To enhance long-distance comfort, the Rally’s seat is rubber mounted and the footpegs get rubber inserts. The seat height is 885mm, 5mm taller than the CRF 300 L’s seat, but 10mm lower than before. It features the same narrower profile up front as its sibling, but with an 20mm width across the seat area to allow longer days in the saddle. The Rally’s face still has the distinctive asymmetric dual-LED headlight.

Both models receive a redesigned LCD screen and the speedo digits are bigger than before. Information on the display includes gear position indicator, fuel consumption, average speed and rev-counter.

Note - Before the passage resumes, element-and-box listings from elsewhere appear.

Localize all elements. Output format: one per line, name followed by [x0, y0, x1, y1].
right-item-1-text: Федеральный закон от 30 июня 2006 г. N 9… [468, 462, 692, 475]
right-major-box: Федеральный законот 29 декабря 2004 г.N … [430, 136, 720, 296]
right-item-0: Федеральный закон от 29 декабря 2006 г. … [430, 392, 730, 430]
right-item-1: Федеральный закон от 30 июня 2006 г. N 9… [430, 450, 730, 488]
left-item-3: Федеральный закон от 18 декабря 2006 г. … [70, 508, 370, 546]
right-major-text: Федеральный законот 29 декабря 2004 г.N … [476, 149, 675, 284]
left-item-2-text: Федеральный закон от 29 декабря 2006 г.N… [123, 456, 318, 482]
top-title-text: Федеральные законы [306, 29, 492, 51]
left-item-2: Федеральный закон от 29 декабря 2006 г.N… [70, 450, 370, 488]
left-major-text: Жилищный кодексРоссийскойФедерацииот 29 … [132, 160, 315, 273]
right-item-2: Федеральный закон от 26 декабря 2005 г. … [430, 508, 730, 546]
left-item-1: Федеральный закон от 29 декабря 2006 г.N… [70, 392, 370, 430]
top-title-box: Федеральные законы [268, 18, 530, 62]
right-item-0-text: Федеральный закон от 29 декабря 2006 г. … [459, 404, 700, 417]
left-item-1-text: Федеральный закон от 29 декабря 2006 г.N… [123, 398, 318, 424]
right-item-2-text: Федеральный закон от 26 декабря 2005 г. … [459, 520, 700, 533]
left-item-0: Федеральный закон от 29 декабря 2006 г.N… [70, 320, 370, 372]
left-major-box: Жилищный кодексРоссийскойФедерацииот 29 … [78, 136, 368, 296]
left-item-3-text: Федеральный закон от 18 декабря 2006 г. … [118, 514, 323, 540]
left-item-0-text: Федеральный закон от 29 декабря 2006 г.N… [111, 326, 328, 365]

A full-frontal shot of the CRF 300 Rally
The face of the CRF Rally remains an acquired taste.

In conclusion

Even if the two CRFs cannot match the other members of adventure club 300 for top speed and highway cruising, they should not be ignored. Compared to the Versys-X, Zontes 310-T and BMW G 310 GS, the Hondas are much closer to being true dirt bikes and this will guarantee them of a particular group of buyers and a loyal following. As for long-distance riding, even the 250 has little trouble maintaining a constant 125 km/h. And, what is lost in outright speed, is gained where the road ends.

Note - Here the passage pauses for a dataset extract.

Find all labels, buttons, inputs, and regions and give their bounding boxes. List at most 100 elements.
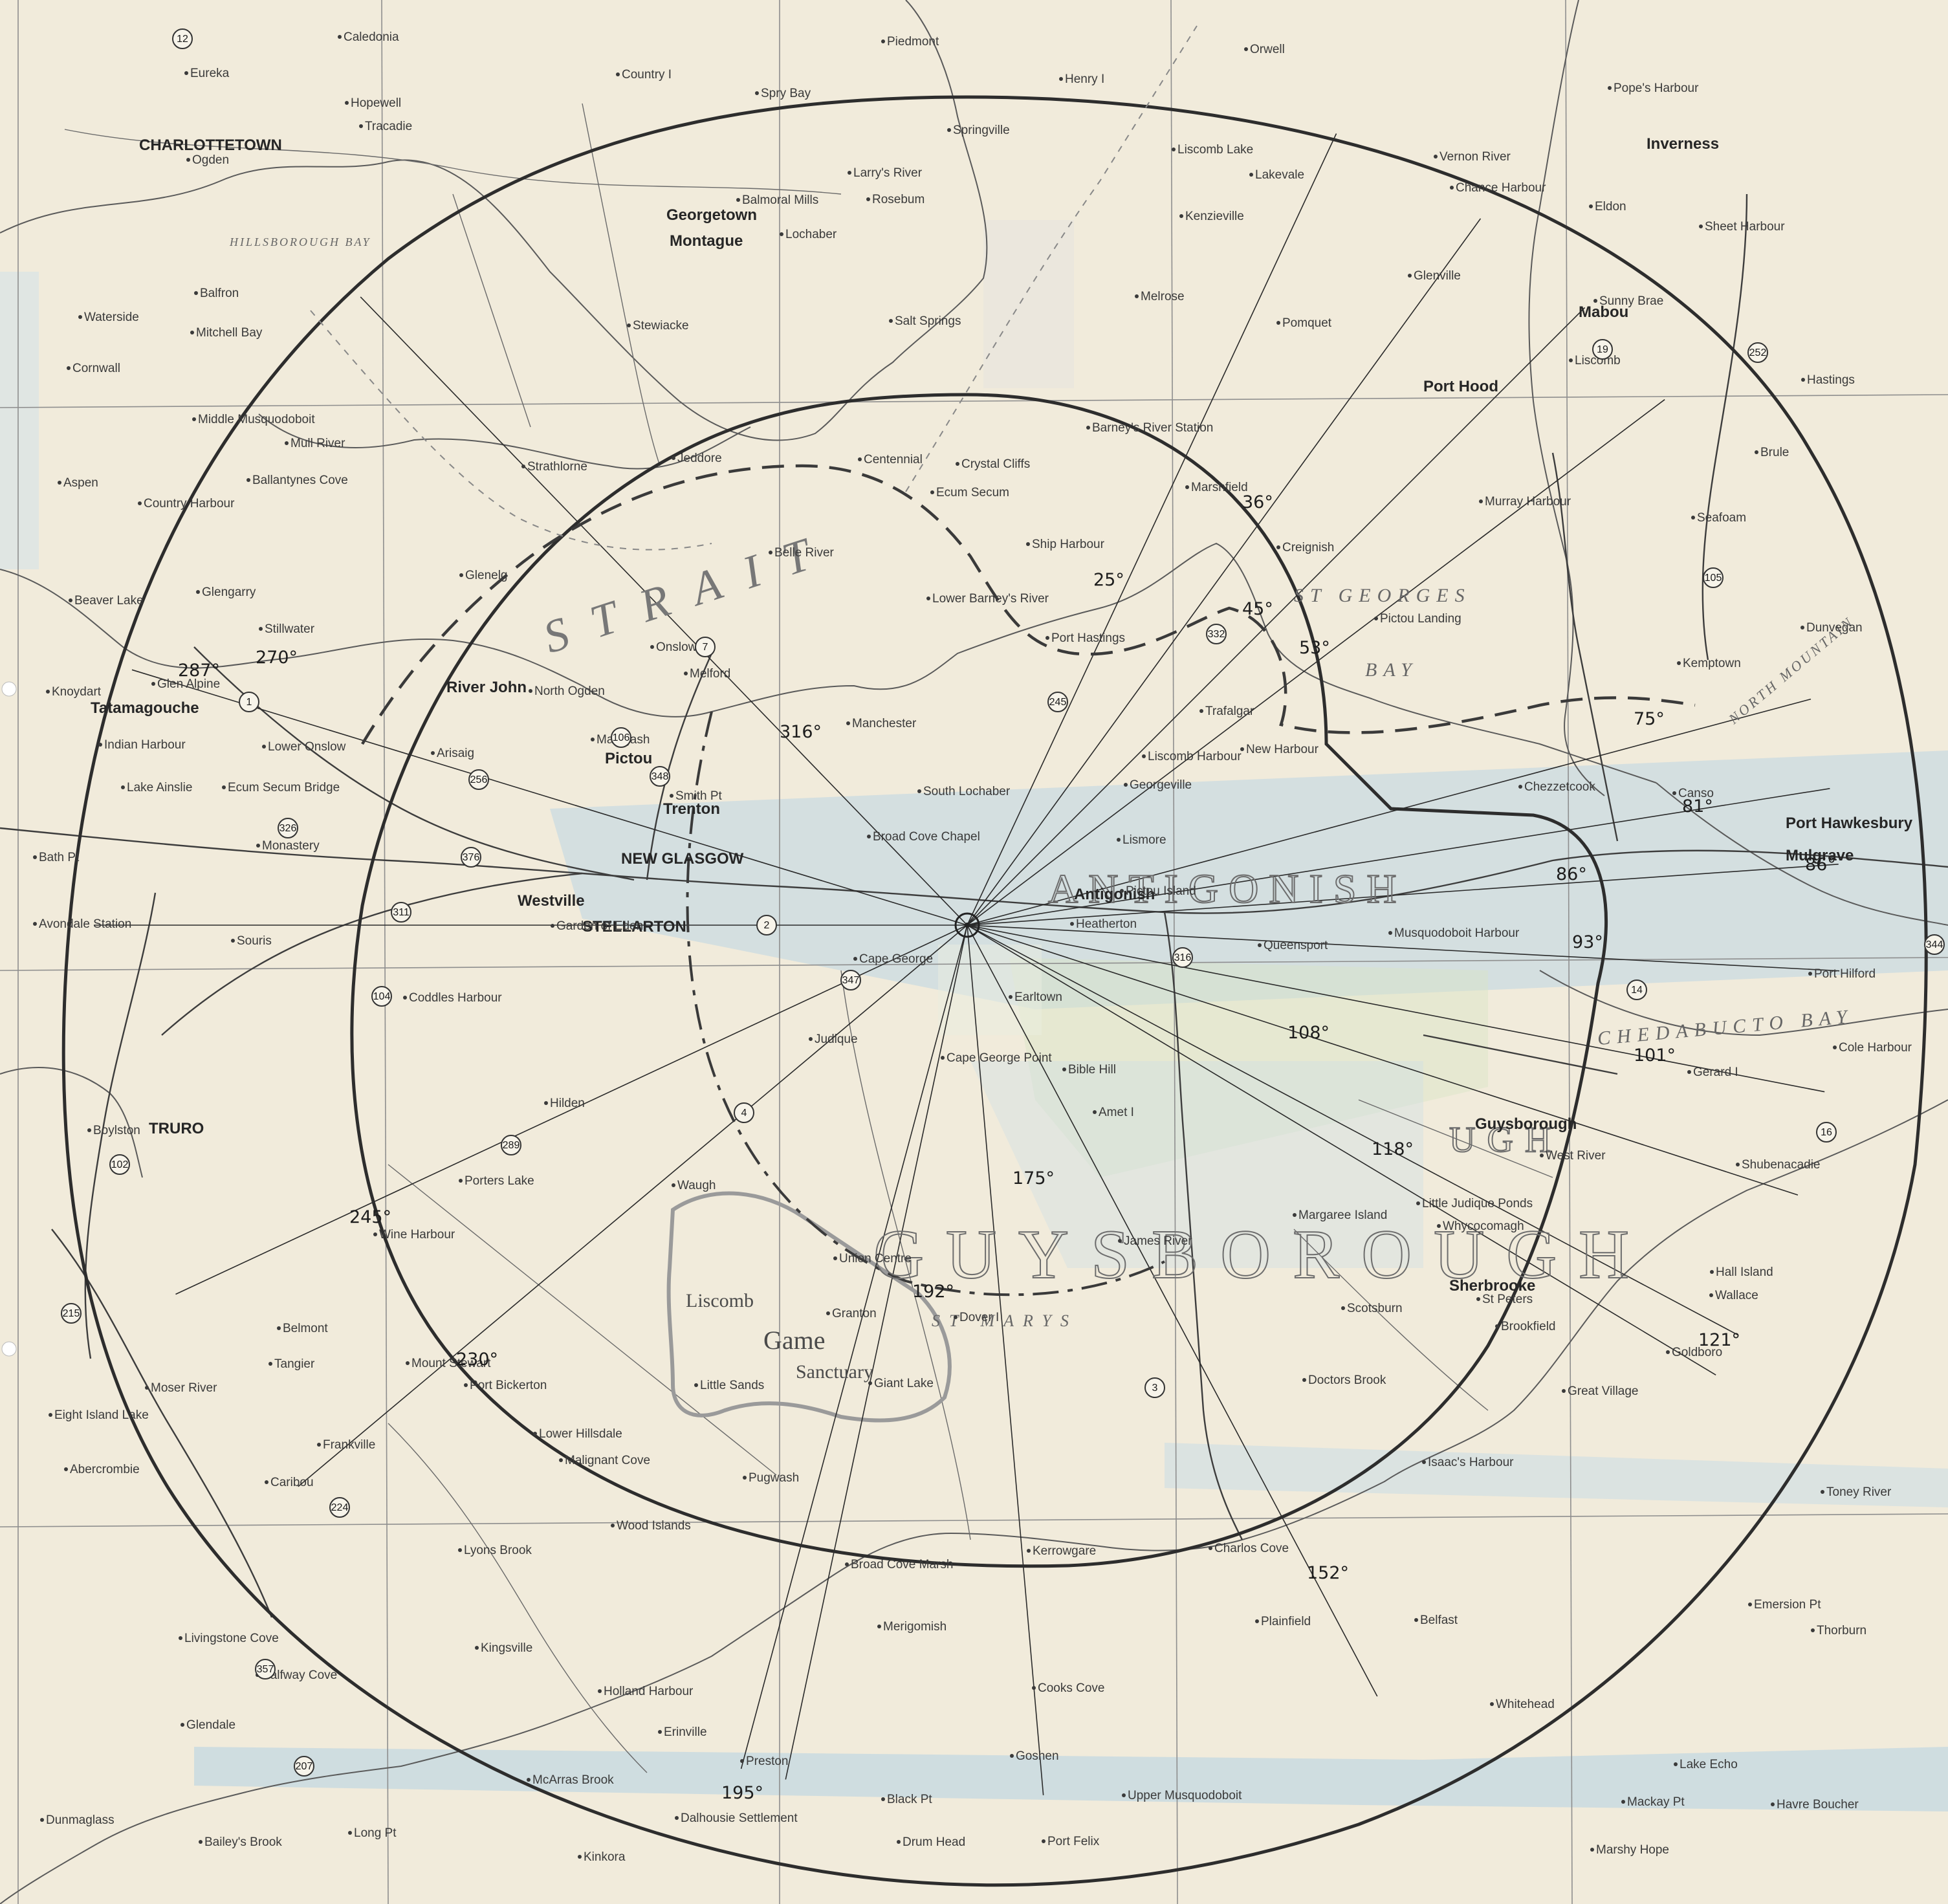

The CRF 300 L is available from Honda dealers at R85 000. The availability and price of the 300 Rally are to be confirmed. (The 2020 price of the CRF250 Rally was R85 000, and R75 000 for the CRF 250 L.)

Technical specifications

Engine  286 cc liquid-cooled, fuel-injected single cylinder DOHC, 4 valves
Max. power  20.1 kW at 8 500 rpm
Max. torque  26.6 Nm at 6 500 rpm
Fuel tank capacity  12.8 litres (Rally) | 7.8 litres (L)
Fuel consumption 3.1 litres/100km (32.3 km/litre)
Transmission  6-speed, wet multiplate assist/slipper clutch. Chain drive
Frame  Steel semi-double cradle
Seat height  885 mm (Rally) | 880 mm (L)
Ground clearance  275 mm (Rally) | 285 mm (L)
Kerb weight  153kg (Rally) | 142kg (L)
Front suspension  43mm telescopic USD fork
Rear suspension  Prolink
Wheels front and rear  Aluminium spoke
Tyre front 80/100-21M/C 51P
Tyre rear 120/80-18M/C 62P
ABS system type  Two-channel ABS
Brakes front  256 mm x 3.5 mm disc with two-piston calliper
Brakes rear  220 mm x 4.5 mm disc with single-piston calliper
Head- & taillight  LED & bulb (Rally) / Bulb & bulb (L)
Service intervals and warranty  12 000km and 2 years

A view of the CRF 300 Rally from the left
What the CRF 300 loses in outright speed it gains in off-road ability.